Monday, August 30, 2004

The Economics of Politics

After just a few minutes of watching MSNBC, the phrase already started poking through as the Republican National Convention kicks off today. We all hear them but don’t really take the time to ponder all their hidden meanings, my favorite being “the party faithful,” sometimes just referred to as “the faithful.” For this 100th post, I thought I’d take a special moment to discuss the economics of politics instead of the politics of economics. So let’s look at the faithful.

Like any economy, the essence of it doesn’t lie with just a few individuals; it’s with the collective group of active minds. Our economy is powered by thousands, nay millions, of countless CEOs and small business owners. Our politics is similar: the ultimate power sits with the people that support a person, not the person himself (something Richard Nixon learned the hard way). But some CEOs are more powerful than others. The Bill Gateses and Ted Turners of the political world set the tone, the campaigners accept or reject it and everyone else (the party members and workers) produce it to be sold to everyone else. Selling policies is like selling sandwiches.

This is why there’s so much talk about the faithful; because the Convention isn’t for the voter, it’s for party members.

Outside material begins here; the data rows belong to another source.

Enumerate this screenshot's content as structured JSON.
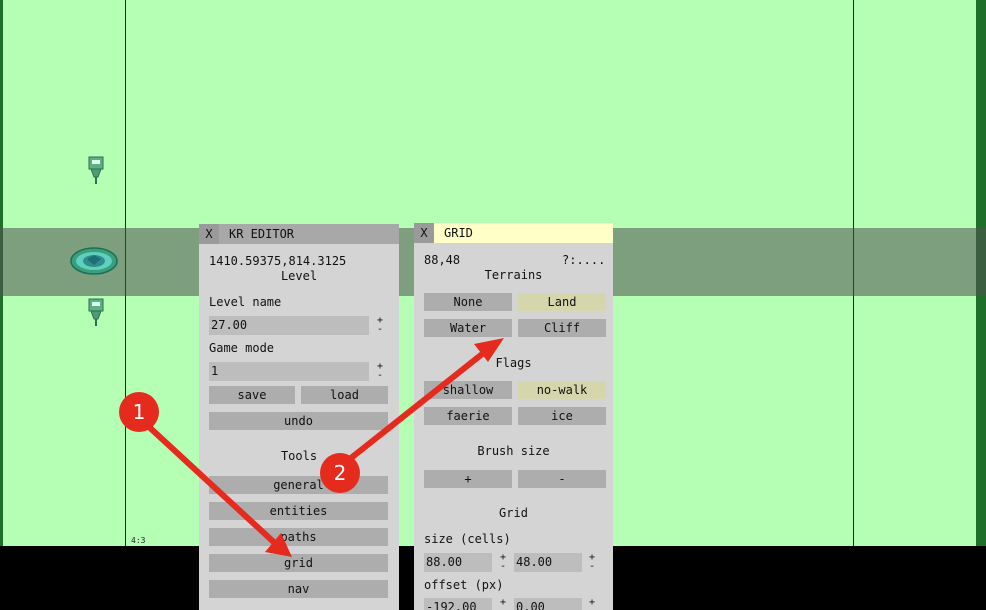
{
  "colors": {
    "grass": "#b5ffb5",
    "panel_bg": "#d4d4d4",
    "button": "#adadad",
    "button_active": "#d6d6ad",
    "grid_title_bg": "#ffffc8",
    "annotation": "#e52b1e"
  },
  "viewport": {
    "aspect_label": "4:3"
  },
  "icons": {
    "tower": "tower-icon",
    "spawn": "spawn-point-icon"
  },
  "editor": {
    "close_label": "X",
    "title": "KR EDITOR",
    "coords": "1410.59375,814.3125",
    "section_label": "Level",
    "level_name_label": "Level name",
    "level_name_value": "27.00",
    "game_mode_label": "Game mode",
    "game_mode_value": "1",
    "plus": "+",
    "minus": "-",
    "save_label": "save",
    "load_label": "load",
    "undo_label": "undo",
    "tools_label": "Tools",
    "tools": [
      "general",
      "entities",
      "paths",
      "grid",
      "nav"
    ]
  },
  "grid_panel": {
    "close_label": "X",
    "title": "GRID",
    "cell_pos": "88,48",
    "cell_info": "?:....",
    "terrains_label": "Terrains",
    "terrains": [
      "None",
      "Land",
      "Water",
      "Cliff"
    ],
    "active_terrain": "Land",
    "flags_label": "Flags",
    "flags": [
      "shallow",
      "no-walk",
      "faerie",
      "ice"
    ],
    "active_flag": "no-walk",
    "brush_label": "Brush size",
    "brush_plus": "+",
    "brush_minus": "-",
    "grid_label": "Grid",
    "size_label": "size (cells)",
    "size_w": "88.00",
    "size_h": "48.00",
    "offset_label": "offset (px)",
    "offset_x": "-192.00",
    "offset_y": "0.00",
    "plus": "+",
    "minus": "-"
  },
  "annotations": {
    "step1": "1",
    "step2": "2"
  }
}
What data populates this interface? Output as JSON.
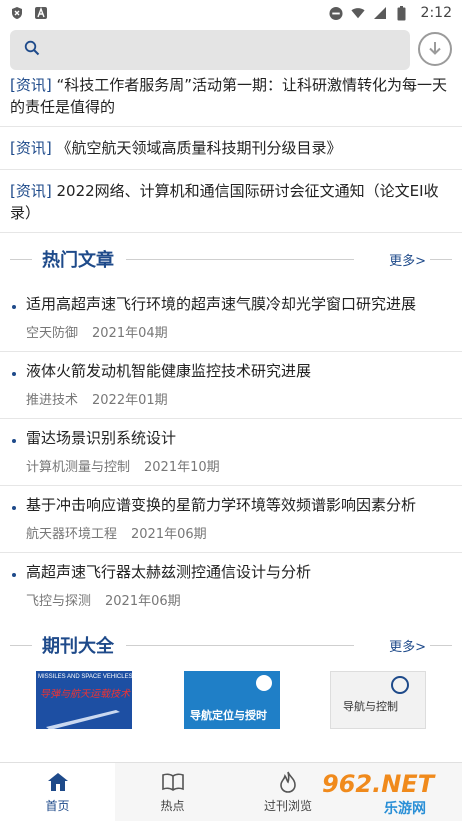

It’s to get them rallied up for the election. It’s a retreat; the nomination, a formality; the platform, the mission statement. It’s not for us—if it were they would be held the week before the election so both sides would try to ride the boast in favor on Election Day.

But this is where the similarities turn on their heel. Politics is an all or nothing game and there’s too much at stake to try something new. You gather all the faithful and tell them what you know they want to hear to get them moving. You dare not try a new idea because the chance of it failing is too high. Corporations try new products all the time and most of the fail. But because they can grab a little bit of market share, their cut their losses. But if a politician catches 49% of the market share, he’s a giant loser (assuming majority rules). Politicians are risk-adverse—really risk-adverse—which is why I’m more likely to watch a new commercial than either the DNC or the RNC; I’m far more likely to see something new. The conventions just aren’t for me.